Jokowi Perkuat Pertahanan di Pulau Terluar Indonesia, Pengamat: Sangat Strategis

Iwan Supriyatna

Rabu, 21 September 2022 | 11:44 WIB
Jokowi Perkuat Pertahanan di Pulau Terluar Indonesia, Pengamat: Sangat Strategis
Presiden Joko Widodo (Jokowi) saat memimpin Rapat Terbatas Terkait Kebijakan Visa On Arrival di Istana Kepresidenan Jakarta, Jumat (9/9/2022). [Lukas - Biro Pers Sekretariat Presiden]

Suara.com - Pengamat intelijen, pertahanan dan kemanan Ngasiman Djoyonegoro memuji strategi Presiden Joko Widodo alias Jokowi dan Menteri Pertahanan (Menhan) Prabowo Subianto dalam mempersiapkan desain sistem pertahanan dan keamanan di daerah pulau terluar di Maluku Tenggara, Provinsi Maluku.

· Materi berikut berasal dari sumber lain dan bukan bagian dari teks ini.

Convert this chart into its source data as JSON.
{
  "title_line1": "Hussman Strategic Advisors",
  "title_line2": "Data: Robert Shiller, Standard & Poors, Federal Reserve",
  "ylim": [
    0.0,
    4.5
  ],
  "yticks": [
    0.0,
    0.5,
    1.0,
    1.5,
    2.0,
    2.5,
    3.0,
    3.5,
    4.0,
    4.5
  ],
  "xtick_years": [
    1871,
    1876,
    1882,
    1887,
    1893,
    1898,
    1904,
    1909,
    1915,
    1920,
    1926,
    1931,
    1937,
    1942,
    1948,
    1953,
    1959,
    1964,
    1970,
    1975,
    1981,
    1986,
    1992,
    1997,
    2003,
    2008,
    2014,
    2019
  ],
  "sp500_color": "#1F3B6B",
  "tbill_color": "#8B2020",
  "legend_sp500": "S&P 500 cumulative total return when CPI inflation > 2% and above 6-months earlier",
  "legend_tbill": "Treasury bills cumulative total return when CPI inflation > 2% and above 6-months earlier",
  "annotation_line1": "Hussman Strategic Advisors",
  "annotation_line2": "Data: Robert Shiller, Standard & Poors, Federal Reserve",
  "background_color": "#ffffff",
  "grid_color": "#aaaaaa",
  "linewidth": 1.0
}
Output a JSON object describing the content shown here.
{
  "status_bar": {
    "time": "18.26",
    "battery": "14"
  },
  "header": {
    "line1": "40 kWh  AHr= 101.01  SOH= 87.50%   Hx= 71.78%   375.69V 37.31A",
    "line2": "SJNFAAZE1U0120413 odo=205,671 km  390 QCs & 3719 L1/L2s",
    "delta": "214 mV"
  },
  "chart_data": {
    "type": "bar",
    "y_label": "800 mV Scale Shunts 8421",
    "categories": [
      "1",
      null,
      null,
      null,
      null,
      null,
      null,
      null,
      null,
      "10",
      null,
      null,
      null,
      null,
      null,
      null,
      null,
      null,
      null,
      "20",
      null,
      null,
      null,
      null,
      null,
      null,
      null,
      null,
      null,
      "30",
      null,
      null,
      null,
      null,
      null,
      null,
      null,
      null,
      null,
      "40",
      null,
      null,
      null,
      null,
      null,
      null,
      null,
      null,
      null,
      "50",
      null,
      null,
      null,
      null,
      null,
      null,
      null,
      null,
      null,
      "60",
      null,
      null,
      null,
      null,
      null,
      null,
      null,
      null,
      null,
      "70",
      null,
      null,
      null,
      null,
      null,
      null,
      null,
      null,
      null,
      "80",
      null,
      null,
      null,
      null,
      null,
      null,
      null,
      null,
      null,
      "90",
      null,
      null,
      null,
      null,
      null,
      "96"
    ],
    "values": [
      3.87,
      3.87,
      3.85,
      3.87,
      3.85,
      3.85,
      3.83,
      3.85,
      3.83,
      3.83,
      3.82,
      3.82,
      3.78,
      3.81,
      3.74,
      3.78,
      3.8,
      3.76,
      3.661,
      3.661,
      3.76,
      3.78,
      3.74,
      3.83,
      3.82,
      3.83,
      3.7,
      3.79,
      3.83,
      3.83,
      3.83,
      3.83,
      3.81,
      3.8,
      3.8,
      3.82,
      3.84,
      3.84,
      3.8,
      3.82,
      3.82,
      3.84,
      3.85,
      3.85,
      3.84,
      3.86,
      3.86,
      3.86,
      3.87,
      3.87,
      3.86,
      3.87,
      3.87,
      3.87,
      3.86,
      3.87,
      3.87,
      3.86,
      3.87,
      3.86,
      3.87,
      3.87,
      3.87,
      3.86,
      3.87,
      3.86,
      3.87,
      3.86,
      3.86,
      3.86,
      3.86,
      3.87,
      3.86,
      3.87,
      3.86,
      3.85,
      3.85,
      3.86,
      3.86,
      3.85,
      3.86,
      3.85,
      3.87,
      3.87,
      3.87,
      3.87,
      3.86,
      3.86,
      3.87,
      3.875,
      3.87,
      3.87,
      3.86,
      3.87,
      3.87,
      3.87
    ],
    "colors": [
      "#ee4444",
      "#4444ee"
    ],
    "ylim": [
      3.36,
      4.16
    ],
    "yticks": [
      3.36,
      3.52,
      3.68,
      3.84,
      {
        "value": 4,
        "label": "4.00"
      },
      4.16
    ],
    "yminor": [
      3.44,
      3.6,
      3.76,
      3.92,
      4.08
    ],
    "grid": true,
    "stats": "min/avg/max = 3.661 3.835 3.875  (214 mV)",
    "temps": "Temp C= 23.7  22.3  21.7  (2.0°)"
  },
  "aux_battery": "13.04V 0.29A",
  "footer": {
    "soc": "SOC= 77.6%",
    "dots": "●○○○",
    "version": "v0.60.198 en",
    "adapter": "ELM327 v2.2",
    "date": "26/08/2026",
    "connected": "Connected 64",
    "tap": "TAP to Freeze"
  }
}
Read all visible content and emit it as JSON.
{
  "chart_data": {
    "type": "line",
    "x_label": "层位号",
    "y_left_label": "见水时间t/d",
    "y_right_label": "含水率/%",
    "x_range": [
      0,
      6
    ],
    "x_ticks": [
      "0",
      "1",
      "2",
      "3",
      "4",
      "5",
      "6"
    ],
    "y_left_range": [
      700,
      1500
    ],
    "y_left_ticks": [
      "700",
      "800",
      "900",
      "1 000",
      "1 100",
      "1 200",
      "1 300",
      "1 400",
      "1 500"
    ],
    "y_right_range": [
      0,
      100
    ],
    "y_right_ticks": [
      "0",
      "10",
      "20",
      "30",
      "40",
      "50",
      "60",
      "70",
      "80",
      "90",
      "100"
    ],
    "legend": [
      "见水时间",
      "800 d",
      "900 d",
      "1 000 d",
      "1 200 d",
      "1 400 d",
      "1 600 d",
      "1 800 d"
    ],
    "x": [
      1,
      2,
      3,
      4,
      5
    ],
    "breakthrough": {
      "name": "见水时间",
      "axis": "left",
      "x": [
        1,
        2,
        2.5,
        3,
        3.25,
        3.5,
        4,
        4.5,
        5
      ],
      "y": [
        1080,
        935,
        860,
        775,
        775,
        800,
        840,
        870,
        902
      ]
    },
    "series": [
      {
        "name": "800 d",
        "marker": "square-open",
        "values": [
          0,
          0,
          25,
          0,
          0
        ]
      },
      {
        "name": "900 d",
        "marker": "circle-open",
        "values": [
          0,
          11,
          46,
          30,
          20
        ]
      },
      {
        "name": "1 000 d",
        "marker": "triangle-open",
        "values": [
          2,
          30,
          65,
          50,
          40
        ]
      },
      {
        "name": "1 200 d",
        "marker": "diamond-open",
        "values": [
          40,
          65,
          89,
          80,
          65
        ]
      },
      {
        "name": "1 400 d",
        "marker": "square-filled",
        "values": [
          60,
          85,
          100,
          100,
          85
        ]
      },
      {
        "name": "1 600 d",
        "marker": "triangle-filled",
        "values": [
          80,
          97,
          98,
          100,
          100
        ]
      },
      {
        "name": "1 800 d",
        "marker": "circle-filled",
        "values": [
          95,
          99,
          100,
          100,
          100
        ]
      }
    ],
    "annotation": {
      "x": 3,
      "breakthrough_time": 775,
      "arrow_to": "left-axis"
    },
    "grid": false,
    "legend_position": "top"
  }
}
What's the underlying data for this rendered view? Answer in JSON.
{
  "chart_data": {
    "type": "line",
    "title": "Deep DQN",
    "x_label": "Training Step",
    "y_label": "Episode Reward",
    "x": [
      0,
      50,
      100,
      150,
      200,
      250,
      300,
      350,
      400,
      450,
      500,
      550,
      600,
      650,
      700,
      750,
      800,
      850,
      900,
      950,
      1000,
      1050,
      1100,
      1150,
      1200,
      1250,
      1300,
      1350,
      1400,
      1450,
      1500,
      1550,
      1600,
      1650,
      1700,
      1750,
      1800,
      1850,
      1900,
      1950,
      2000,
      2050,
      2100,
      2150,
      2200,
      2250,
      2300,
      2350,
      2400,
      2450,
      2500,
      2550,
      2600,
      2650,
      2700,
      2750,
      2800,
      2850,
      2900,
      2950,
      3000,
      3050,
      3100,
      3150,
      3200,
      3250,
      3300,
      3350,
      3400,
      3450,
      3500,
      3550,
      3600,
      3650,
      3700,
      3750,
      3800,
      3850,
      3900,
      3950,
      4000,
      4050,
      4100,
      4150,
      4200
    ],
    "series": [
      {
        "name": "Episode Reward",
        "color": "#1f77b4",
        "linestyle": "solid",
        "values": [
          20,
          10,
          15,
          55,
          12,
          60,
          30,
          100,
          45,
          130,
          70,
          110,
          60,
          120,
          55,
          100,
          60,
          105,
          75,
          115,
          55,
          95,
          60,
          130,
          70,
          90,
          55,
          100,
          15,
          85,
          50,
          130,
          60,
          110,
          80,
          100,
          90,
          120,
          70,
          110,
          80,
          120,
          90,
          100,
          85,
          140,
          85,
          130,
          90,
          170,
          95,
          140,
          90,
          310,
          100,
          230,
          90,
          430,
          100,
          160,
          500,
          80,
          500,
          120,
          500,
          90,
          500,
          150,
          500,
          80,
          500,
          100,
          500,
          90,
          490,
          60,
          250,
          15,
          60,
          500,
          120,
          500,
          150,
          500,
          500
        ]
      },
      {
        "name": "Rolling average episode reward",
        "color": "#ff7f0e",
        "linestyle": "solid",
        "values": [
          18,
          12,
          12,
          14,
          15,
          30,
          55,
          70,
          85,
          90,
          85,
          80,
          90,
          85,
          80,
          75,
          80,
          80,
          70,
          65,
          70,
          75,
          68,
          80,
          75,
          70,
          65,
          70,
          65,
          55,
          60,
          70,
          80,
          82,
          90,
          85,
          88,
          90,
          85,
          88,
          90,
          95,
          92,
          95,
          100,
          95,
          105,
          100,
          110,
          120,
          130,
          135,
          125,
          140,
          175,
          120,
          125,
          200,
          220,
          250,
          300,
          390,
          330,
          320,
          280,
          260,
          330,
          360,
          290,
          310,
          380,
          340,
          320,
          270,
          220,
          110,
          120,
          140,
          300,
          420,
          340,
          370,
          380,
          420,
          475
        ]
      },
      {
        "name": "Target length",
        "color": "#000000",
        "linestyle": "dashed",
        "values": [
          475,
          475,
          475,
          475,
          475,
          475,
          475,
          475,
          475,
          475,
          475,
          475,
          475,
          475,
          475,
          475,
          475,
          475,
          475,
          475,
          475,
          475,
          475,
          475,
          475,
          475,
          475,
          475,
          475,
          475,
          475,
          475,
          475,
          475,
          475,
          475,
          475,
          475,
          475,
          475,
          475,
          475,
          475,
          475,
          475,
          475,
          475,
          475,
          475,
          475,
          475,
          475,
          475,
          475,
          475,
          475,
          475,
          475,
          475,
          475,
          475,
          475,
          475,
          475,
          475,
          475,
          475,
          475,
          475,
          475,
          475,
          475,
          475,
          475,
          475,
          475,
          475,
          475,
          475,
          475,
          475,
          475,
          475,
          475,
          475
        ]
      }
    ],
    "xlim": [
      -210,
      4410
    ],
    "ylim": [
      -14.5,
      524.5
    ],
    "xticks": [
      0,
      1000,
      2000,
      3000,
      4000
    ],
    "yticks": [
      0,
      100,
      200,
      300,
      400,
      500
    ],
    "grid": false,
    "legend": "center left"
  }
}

Menurut Ngasiman, langkah Presiden Jokowi mendesain sistem pertahanan dan keamanan ini sangat strategis, mengingat wilayah seperti Kota Tual, Maluku Barat Daya, Kepulauan Aru hingga Saumlaki adalah wilayah terluar Indonesia yang berbatas langsung dengan negara Timur Leste dan Australia.

“Arahan Presiden Jokowi dalam kunjungannya ke Maluku Barat Daya dan kepulauan terluar di wilayah Maluku dalam kaitannya dengan rencana desain pertahanan adalah hal strategis dan diplomatis. Mengingat ini kaitannya dengan konsep Negara Maritim yang telah menjadi strategi pemerintahan Jokowi periode kedua,” kata Ngasiman.

Dikatakannya, wilayah seperti Kabupaten Maluku Tenggara, Maluku Barat Daya, kemudian Kabupaten Kepulauan Aru, Kota Tual hingga Saumlaki adalah kepulauan terluar, sehingga perlu dilindungi dan membutuhkan strategi khusus dalam penanganannya. 

“Kita tahu bahwa banyaknya kepulauan disana tidak bisa disamakan dengan pulau yang besar. Kerawanan yang tinggi membutuhkan strategi yang lebih rumit dan biaya yang tinggi juga,” ujarnya.

Olehnya itu, instruksi Presiden Jokowi ke Menhan Prabowo untuk mendesain sistem pertahanan dan keamanan sangat penting, dan segera dilakukan demi memberikan keamanan kepada masyarakat, juga melindungi wilayah perairan Indonesia agar tidak dicaplok oleh negara tetangga.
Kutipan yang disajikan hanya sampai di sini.